Brainstorming the details
There were existing technologies, platforms and infrastructure we could potentially plug-into for the sake of this program. We also knew that by piloting in select markets, we would be able to geofence the experience based on zip code.
Initially, we thought of touting this experience as “VIP” or like winning a “golden ticket” ala Willy Wonka, but we didn’t want to create unnecessary barriers to entry by promoting some false sense of entitlement. We wanted the experience to feel accessible to everyone.
Passbook and Beacons Ideation
We considered creating a dealership-free experience for maximum reduction of customer anxiety and looked at services like Zipcar for inspiration. We also considered the use of beacons with RFID and NFC that could connect with Passbook to remote unlock a vehicle for the reservation holder.
In the end, for practical reasons and to achieve our MVP, we had to utilize dealership property for the program. But we were able to selectively choose our pilot dealerships based on their comfort with new programs and openness to staffing the program with concierge-type partners rather than salespeople. We also needed to ensure the physical layout of the dealerships would facilitate that separation between test driving and shopping. We didn’t want our customers to accidentally get routed away from the test drive they had reserved.

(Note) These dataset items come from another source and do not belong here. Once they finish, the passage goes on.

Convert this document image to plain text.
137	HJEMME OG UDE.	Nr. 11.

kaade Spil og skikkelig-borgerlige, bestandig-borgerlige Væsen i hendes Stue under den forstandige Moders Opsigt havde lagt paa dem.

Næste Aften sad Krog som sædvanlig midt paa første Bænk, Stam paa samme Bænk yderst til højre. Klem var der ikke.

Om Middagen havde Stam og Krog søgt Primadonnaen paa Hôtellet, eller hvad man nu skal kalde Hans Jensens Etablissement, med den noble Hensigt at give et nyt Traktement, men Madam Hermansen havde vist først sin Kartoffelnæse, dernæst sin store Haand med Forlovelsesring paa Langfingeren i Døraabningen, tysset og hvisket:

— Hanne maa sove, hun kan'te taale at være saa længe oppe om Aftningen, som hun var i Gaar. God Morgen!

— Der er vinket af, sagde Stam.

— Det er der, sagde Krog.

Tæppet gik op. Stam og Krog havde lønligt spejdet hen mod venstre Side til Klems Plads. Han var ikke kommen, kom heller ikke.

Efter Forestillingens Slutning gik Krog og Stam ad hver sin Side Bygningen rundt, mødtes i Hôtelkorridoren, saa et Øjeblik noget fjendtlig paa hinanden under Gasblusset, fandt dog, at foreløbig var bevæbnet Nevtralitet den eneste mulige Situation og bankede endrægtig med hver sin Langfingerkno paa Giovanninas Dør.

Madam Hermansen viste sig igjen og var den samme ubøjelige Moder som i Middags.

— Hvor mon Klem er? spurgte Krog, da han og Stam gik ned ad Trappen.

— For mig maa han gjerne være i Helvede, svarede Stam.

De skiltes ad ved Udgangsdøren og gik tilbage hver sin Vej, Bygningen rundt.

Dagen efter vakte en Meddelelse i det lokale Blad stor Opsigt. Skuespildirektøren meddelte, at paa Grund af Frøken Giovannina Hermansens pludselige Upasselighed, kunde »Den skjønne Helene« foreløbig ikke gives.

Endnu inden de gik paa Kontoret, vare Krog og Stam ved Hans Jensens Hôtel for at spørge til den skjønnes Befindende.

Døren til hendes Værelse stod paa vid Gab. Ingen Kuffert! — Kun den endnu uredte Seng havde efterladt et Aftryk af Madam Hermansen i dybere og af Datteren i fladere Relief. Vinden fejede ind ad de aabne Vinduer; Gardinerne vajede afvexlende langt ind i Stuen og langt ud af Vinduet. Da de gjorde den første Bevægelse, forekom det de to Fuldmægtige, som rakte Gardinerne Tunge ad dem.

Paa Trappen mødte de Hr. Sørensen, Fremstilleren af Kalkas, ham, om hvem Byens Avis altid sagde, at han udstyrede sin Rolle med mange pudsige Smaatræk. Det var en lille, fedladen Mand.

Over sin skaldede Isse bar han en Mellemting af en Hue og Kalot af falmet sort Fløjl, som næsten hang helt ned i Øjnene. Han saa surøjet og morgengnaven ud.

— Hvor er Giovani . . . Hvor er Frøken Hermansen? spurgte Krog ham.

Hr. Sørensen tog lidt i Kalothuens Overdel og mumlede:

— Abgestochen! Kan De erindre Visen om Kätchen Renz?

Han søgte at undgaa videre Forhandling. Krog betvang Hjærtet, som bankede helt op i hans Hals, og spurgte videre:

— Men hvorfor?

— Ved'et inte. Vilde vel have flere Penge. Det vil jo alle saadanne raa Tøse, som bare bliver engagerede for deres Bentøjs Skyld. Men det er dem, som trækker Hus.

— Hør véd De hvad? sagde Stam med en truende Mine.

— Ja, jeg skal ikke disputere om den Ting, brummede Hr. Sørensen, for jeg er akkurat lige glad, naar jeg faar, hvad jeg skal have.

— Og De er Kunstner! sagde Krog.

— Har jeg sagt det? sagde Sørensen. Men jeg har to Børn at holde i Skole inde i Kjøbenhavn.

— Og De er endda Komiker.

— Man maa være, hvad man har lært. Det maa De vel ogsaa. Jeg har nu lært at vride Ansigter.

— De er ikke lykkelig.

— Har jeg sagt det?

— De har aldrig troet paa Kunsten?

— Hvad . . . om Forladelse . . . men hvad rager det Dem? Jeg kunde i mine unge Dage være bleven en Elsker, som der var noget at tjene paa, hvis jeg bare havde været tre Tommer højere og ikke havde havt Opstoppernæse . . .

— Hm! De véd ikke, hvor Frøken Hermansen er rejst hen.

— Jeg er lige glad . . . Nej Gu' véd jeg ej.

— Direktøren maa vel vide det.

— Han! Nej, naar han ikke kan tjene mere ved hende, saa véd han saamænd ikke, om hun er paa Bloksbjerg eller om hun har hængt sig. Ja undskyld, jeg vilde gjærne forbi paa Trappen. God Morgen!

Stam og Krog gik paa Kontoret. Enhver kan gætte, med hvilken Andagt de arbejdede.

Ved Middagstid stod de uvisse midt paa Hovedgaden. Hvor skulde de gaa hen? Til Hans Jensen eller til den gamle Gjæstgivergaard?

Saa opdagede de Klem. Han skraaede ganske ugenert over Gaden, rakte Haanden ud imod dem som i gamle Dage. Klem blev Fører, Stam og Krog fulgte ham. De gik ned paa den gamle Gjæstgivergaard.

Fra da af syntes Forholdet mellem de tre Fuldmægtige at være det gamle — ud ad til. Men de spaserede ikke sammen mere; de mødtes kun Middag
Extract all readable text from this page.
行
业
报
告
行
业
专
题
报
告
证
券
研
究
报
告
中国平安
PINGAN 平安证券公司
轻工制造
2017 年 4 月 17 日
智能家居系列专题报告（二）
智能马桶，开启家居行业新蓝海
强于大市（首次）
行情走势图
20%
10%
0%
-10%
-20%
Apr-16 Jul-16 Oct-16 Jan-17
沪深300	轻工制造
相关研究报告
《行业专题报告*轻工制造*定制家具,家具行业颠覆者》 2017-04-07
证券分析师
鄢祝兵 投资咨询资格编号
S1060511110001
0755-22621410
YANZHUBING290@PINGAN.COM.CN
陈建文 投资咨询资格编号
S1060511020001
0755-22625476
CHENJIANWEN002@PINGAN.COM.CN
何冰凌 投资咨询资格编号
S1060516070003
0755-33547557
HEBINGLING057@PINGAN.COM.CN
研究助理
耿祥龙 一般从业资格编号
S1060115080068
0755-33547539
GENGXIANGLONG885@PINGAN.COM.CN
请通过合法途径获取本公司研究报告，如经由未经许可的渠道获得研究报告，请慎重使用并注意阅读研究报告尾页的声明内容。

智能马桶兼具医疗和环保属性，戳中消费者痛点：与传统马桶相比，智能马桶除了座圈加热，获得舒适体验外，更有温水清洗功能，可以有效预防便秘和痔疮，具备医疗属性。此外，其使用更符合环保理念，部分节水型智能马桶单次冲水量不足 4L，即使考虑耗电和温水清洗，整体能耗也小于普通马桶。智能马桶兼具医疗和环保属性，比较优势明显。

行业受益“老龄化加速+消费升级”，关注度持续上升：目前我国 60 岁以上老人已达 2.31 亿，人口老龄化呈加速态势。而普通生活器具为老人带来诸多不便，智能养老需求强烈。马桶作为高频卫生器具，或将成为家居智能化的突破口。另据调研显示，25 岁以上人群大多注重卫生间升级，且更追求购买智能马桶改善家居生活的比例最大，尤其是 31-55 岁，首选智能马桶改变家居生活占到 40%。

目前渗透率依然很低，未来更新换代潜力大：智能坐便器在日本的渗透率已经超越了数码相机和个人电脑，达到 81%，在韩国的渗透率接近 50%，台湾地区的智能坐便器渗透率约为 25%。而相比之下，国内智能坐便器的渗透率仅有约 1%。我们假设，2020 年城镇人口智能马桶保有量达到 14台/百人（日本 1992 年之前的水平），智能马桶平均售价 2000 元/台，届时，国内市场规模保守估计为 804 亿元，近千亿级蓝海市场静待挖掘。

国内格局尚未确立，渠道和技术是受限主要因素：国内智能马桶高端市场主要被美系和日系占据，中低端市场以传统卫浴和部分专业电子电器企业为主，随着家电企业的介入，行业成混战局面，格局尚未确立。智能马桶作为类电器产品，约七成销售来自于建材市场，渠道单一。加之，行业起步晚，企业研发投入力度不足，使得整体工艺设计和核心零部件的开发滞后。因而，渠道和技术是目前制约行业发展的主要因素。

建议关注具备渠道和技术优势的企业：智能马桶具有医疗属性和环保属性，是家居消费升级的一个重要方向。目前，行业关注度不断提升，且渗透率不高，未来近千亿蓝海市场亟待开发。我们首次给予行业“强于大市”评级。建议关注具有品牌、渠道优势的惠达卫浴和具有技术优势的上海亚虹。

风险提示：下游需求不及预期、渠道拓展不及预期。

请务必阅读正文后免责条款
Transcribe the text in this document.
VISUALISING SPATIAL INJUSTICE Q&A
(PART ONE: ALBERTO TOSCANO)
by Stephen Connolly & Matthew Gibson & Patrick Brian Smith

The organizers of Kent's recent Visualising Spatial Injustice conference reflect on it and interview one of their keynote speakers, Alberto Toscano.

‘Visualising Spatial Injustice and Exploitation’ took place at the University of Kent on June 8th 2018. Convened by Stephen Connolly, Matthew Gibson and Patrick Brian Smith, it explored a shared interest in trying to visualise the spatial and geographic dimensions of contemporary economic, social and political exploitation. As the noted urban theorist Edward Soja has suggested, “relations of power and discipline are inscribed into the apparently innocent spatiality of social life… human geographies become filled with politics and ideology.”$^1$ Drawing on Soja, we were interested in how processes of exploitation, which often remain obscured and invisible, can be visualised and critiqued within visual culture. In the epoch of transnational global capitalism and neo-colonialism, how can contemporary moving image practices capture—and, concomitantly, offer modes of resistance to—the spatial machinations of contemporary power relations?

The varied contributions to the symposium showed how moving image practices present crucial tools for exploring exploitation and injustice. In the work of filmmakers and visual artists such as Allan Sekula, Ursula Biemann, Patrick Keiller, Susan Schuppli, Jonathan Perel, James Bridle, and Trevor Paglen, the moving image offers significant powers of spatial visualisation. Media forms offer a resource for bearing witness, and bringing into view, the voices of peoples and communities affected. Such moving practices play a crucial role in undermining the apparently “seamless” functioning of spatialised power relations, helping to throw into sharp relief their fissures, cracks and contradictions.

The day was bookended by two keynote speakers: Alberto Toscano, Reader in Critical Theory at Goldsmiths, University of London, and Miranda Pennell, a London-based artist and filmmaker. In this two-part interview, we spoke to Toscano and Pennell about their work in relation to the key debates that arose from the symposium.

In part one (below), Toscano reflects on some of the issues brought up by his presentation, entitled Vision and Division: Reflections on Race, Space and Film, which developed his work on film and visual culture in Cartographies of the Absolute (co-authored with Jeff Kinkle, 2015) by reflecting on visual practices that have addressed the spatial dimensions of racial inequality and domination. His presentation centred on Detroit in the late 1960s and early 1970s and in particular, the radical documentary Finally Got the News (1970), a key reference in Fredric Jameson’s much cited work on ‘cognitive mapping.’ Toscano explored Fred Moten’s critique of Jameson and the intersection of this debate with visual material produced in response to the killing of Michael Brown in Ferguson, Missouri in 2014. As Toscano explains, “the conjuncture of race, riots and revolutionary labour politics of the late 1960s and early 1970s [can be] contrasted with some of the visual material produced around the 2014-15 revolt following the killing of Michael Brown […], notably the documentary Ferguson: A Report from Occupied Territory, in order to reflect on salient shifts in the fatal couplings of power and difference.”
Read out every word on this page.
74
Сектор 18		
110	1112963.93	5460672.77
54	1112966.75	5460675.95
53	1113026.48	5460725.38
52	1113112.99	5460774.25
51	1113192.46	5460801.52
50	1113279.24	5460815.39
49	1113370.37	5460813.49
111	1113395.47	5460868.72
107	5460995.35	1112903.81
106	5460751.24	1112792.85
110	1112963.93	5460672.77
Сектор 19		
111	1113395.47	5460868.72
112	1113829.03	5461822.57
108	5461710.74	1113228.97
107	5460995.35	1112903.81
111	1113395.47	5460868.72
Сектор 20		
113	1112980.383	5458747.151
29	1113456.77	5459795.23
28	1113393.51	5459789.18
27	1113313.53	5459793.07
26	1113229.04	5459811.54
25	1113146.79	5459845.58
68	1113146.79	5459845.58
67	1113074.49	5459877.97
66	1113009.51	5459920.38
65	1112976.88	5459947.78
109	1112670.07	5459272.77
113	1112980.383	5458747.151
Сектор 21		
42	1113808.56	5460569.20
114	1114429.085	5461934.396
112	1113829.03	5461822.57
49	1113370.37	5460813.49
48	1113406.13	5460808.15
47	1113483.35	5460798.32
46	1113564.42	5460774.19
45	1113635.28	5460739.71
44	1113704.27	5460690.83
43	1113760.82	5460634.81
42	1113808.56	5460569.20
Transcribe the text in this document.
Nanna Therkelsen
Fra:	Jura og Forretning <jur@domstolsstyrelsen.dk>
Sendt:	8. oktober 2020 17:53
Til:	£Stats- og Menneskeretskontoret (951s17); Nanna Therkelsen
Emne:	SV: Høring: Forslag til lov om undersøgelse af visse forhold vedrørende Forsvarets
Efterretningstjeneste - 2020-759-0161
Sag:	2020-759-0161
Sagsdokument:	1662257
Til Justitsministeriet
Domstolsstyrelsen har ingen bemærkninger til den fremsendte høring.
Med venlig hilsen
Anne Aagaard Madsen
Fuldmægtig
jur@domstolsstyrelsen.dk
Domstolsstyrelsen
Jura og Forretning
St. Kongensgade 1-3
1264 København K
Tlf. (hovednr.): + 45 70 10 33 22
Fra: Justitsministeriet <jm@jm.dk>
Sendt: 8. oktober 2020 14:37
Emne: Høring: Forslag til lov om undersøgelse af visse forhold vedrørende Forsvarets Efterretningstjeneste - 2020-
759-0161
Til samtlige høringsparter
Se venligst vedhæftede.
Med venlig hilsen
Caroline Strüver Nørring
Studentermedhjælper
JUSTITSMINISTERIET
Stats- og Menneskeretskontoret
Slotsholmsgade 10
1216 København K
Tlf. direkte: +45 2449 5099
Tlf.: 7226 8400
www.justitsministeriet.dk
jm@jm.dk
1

The first pass at what this is going to look like and how we’ll effectively communicate the value proposition to the customer. How do we convey that this is really a free service to them without bogging them down in fine print?
Proof of Concept
Building out the flow and wireframes, then moving quickly to a high fidelity prototype was key to get our dealer partners to buy-in to the program.
Research & Analysis
With buy-in and support from five “Trailblazer” dealers across Southern California, we had to conduct site visits to determine the best use of space and plan for customer flow, signage and way finding.
Dealer site visits
Every dealership is unique and, therefore, each presents unique challenges. We did a thorough investigation at each of five pilot locations to understand foot traffic patterns, customer parking, location of available vehicles and amenities within each space. We used this research to inform our signage, kiosk and staff recommendations.
High fidelity prototypes and usability testing
During usability testing we learned that customers were wary of the program citing, “it’s too good to be true,” and asking, “what’s the catch? There must be a catch.” Even from a household brand like Toyota, customers feared a “bait and switch” with our promise of a 24 hour free test drive. They simply couldn’t believe we’d allow anyone to take a car for 24 hours. At the end of each session, we explained how it works, “just like a rental car, only you don’t pay for it,” we said. The lightbulb went off and the customers suggested we explain it just like that in the “small print” on the site. And so we did…
Breaking out responsibilities and tasks in each phase allowed us to find the right partners and vendors to help us build the program. We worked with two partners and three vendors in addition to our own internal team of technologists and creatives to build the full program.
The responsive experience.
We learned that our dealer partners were incredibly open to looking at new ways to help customers feel like they were being well-served and respected. Each General Manager invested no small amount into the test-and-learn, to secure and set aside inventory for this effort. The dealers took to the program and quickly wanted to expand it beyond just Camry to other models.
From the customer side, each person who participated in the program loved it. They reported a lack of stress and ample time to explore the vehicle’s features. Those who had not participated continued to voice initial skepticism, asking “what’s the catch?” I hypothesize that this will take continued and sustained marketing effort, word-of-mouth and additional support from all three tiers of automotive advertising to turn the larger tide of user perception.